For me, this would not be possible if one of us didn’t decide to go crazy and throw a bunch of statistics, facts/half-truths in blogosphere.

Over time, many would not remember Roy Ngerng, who wrote his content over at The Heart Truths.

He wrote a bunch of very very long articles (by Kyith’s standards and likely other bloggers standards) that tries to show everyone there is more than meets the eye of your CPF.

If you have not read about his content, do go over and read. Kyith advocate hearing both sides and then critically think about it.

The whole of Singapore woke up to CPF.

You have bloggers and commentators like myself trying to debunk some of the things he presented.

It is likely you see the CPF and government communication team trying to scramble to combat these posts that is rapidly going viral.

What happened here?

He wrote something, and then the nation had a conversation.
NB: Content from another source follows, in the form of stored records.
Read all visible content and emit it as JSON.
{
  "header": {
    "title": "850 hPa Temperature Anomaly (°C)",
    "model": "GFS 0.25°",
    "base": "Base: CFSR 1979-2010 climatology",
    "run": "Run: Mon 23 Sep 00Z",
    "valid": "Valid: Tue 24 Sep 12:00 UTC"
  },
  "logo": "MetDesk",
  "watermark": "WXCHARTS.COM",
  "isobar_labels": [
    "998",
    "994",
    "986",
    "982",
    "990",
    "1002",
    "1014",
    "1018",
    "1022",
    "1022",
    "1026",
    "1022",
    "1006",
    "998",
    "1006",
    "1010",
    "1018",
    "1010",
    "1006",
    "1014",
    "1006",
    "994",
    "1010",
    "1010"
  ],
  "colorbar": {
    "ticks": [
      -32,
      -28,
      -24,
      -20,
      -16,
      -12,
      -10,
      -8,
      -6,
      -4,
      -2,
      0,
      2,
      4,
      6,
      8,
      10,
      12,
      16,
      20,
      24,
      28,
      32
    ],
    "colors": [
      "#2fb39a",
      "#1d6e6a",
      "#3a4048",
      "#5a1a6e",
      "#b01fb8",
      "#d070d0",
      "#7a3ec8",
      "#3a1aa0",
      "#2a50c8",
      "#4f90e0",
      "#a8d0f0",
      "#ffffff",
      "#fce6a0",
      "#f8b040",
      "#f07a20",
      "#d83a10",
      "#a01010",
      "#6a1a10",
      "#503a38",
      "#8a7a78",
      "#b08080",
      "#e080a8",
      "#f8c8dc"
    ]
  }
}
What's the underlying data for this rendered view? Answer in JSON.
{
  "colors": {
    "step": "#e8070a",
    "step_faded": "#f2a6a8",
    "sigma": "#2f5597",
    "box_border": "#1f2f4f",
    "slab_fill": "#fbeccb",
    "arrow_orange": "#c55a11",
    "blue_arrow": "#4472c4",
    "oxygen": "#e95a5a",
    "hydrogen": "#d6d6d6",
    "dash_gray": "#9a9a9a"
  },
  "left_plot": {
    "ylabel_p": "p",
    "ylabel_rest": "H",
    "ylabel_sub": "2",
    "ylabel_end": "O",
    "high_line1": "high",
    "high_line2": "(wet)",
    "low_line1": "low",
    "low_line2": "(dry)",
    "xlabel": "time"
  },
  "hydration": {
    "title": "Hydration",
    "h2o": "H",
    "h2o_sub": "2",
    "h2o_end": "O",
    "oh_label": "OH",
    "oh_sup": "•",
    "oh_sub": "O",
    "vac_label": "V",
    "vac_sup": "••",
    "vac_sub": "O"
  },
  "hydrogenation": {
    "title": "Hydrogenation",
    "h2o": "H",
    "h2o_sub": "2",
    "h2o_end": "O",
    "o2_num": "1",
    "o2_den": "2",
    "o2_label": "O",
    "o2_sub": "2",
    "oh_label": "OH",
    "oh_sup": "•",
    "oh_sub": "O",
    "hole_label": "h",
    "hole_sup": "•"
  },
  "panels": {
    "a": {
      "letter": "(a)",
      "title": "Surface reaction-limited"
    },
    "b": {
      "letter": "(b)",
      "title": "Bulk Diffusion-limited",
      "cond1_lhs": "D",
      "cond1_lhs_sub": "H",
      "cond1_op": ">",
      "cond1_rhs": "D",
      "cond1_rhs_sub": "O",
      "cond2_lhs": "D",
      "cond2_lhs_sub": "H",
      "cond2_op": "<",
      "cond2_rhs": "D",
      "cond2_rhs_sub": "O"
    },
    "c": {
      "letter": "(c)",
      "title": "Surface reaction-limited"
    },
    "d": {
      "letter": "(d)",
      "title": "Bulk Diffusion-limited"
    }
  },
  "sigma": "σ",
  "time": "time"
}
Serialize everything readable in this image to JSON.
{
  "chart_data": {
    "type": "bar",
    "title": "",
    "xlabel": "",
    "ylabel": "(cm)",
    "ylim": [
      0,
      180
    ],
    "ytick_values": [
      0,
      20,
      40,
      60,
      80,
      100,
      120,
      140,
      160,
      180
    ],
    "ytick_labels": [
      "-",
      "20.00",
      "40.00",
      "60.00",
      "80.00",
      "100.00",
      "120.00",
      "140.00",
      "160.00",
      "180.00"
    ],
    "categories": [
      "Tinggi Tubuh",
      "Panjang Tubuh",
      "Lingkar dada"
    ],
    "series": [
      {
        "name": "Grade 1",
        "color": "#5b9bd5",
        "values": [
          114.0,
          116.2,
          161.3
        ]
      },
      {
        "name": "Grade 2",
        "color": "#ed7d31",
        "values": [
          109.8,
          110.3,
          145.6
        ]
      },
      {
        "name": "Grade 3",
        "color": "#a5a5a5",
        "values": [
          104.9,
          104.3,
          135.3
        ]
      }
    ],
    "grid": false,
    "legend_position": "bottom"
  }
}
You could agree with him, you could disagree with him.

The aftermath is that there was a CPF Advisory Panel set up and recommendations was communicated to the people.

The biggest result is that, a lot of these things you could do to improve your tax situations, fund your parents’/spouse CPF was there, yet not many of us knew about it.

There were also a lot of nuances of the CPF that we gain more clarity easily nowadays.

Without that social media and communication crisis, all these things couldn’t have happen. Essentially, a lot of good came out from that crisis.

So if you find yourself knowing more about the CPF, remember that one individual decided to risk everything and go for the juguler.

In my opinion, we should have thanked him for what he did.

He created a fair number of jobs and revenue all by himself.